Principle:MaterializeInc Materialize Local Test Execution
| Knowledge Sources | misc/python/materialize/cli/mzcompose.py
|
|---|---|
| Domains | Integration Testing, CLI Tooling, Developer Experience |
| Last Updated | 2026-02-08 |
Overview
CLI-driven test execution runs integration tests through a command-line interface that manages environment setup, Docker orchestration, and workflow dispatch behind simple commands.
Description
The Local Test Execution principle defines how developers and CI systems invoke integration tests through the mzcompose command-line tool. The tool wraps Docker Compose with Materialize-specific extensions, providing a unified interface for building images, starting services, running workflows, and tearing down environments.
The core insight is that integration tests in a complex distributed system involve substantial ceremony: building Docker images from source, resolving image dependencies, setting up networking, managing port allocation, and coordinating service lifecycles.
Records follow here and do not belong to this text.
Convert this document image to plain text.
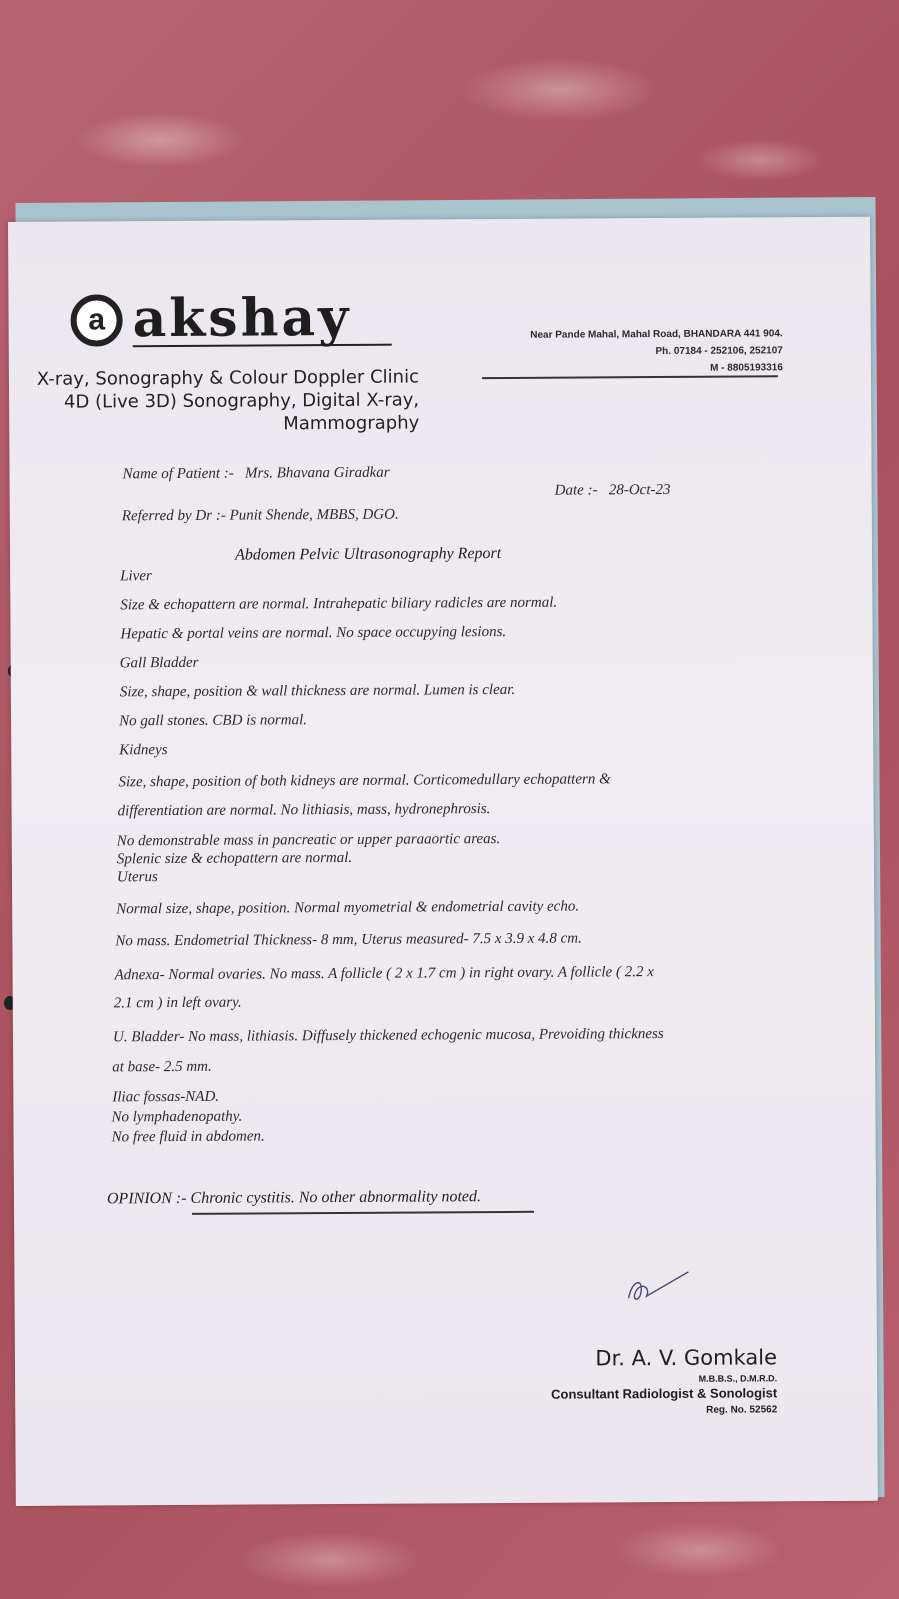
a akshay
X-ray, Sonography & Colour Doppler Clinic
4D (Live 3D) Sonography, Digital X-ray,
Mammography
Near Pande Mahal, Mahal Road, BHANDARA 441 904.
Ph. 07184 - 252106, 252107
M - 8805193316
Name of Patient :- Mrs. Bhavana Giradkar
Date :- 28-Oct-23
Referred by Dr :- Punit Shende, MBBS, DGO.
Abdomen Pelvic Ultrasonography Report
Liver
Size & echopattern are normal. Intrahepatic biliary radicles are normal.
Hepatic & portal veins are normal. No space occupying lesions.
Gall Bladder
Size, shape, position & wall thickness are normal. Lumen is clear.
No gall stones. CBD is normal.
Kidneys
Size, shape, position of both kidneys are normal. Corticomedullary echopattern &
differentiation are normal. No lithiasis, mass, hydronephrosis.
No demonstrable mass in pancreatic or upper paraaortic areas.
Splenic size & echopattern are normal.
Uterus
Normal size, shape, position. Normal myometrial & endometrial cavity echo.
No mass. Endometrial Thickness- 8 mm, Uterus measured- 7.5 x 3.9 x 4.8 cm.
Adnexa- Normal ovaries. No mass. A follicle ( 2 x 1.7 cm ) in right ovary. A follicle ( 2.2 x
2.1 cm ) in left ovary.
U. Bladder- No mass, lithiasis. Diffusely thickened echogenic mucosa, Prevoiding thickness
at base- 2.5 mm.
Iliac fossas-NAD.
No lymphadenopathy.
No free fluid in abdomen.
OPINION :- Chronic cystitis. No other abnormality noted.
Dr. A. V. Gomkale
M.B.B.S., D.M.R.D.
Consultant Radiologist & Sonologist
Reg. No. 52562
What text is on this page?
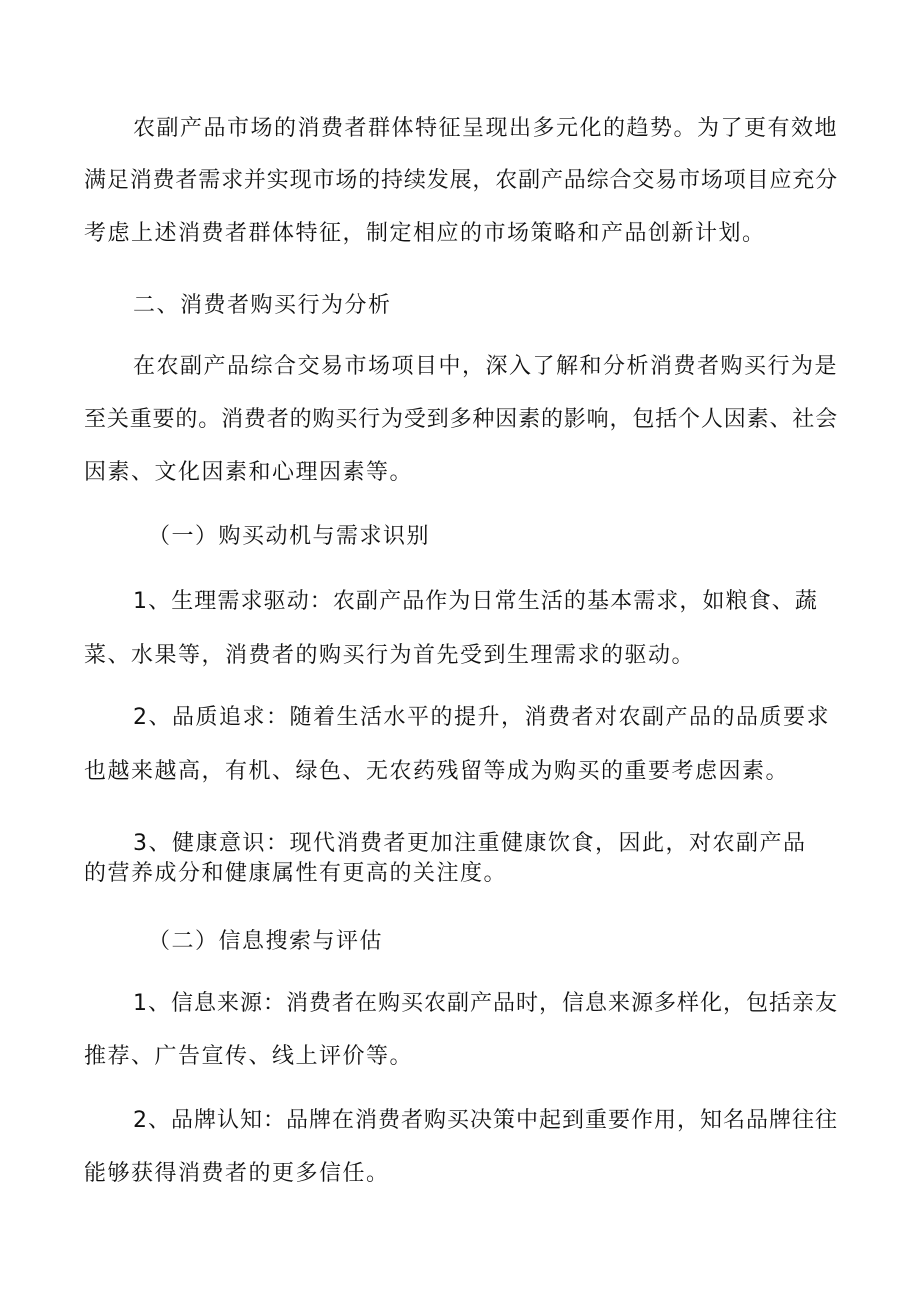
农副产品市场的消费者群体特征呈现出多元化的趋势。为了更有效地
满足消费者需求并实现市场的持续发展，农副产品综合交易市场项目应充分
考虑上述消费者群体特征，制定相应的市场策略和产品创新计划。
二、消费者购买行为分析
在农副产品综合交易市场项目中，深入了解和分析消费者购买行为是
至关重要的。消费者的购买行为受到多种因素的影响，包括个人因素、社会
因素、文化因素和心理因素等。
（一）购买动机与需求识别
1、生理需求驱动：农副产品作为日常生活的基本需求，如粮食、蔬
菜、水果等，消费者的购买行为首先受到生理需求的驱动。
2、品质追求：随着生活水平的提升，消费者对农副产品的品质要求
也越来越高，有机、绿色、无农药残留等成为购买的重要考虑因素。
3、健康意识：现代消费者更加注重健康饮食，因此，对农副产品
的营养成分和健康属性有更高的关注度。
（二）信息搜索与评估
1、信息来源：消费者在购买农副产品时，信息来源多样化，包括亲友
推荐、广告宣传、线上评价等。
2、品牌认知：品牌在消费者购买决策中起到重要作用，知名品牌往往
能够获得消费者的更多信任。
The mzcompose CLI abstracts this complexity behind a familiar command structure modeled after Docker Compose itself.
The key command for test execution is mzcompose run <workflow>, which:
- Loads the
mzcompose.pyfile from the specified directory. - Resolves all image dependencies (building from source or pulling pre-built images).
- Detects whether the argument is a Docker Compose service or a custom workflow function.
- If it is a workflow, wraps the execution in a test case for analytics and JUnit reporting.
- Passes any extra arguments through to the workflow's
WorkflowArgumentParser. - Generates a JUnit XML report if running in CI.
- Reports success or failure based on the test results.
The CLI also provides system-level safety checks: it validates minimum memory and CPU requirements, supports --find for locating composition files in different directories, --preserve-ports for stable port mapping, and --sanity-restart-mz for post-test Materialized restart verification.
Usage
Use this principle when:
- Running integration tests locally during development.
- Understanding how CI invokes integration tests (the CI plugins call
mzcompose run). - Debugging test failures by reproducing the exact command that CI ran.
- Adding new workflow functions and verifying they are discoverable by the CLI.
Theoretical Basis
The principle is grounded in the facade pattern from software design: a simple interface that hides the complexity of a subsystem. The mzcompose CLI serves as a facade over:
- Docker Compose: The underlying container orchestration engine. Most
mzcomposecommands (up, down, logs, ps, etc.) delegate directly todocker compose. - mzbuild: Materialize's build system for Docker images, which resolves a dependency graph of images and builds them from source or pulls pre-built versions.
- Workflow dispatch: The mechanism that discovers
workflow_*functions inmzcompose.pyfiles and invokes them with the appropriateCompositionobject. - Test analytics: JUnit report generation and test result tracking for CI integration.
The command pattern is used for the CLI subcommands: each command (Run, Build, Down, etc.) is a class that implements a handle_composition method, allowing the command dispatch to be extensible without modifying the main parser.
The RunCommand.handle_composition() method implements smart dispatch: if the argument is a known workflow name, it runs the workflow; otherwise, it treats the argument as a Docker Compose service and delegates to docker compose run. This dual-mode behavior means developers do not need to learn a separate command syntax for workflows versus services.
The test wrapper pattern ensures that every workflow execution is wrapped in a test_case context manager, which records timing and success/failure status. This provides basic test analytics even for workflows that do not define their own fine-grained test cases.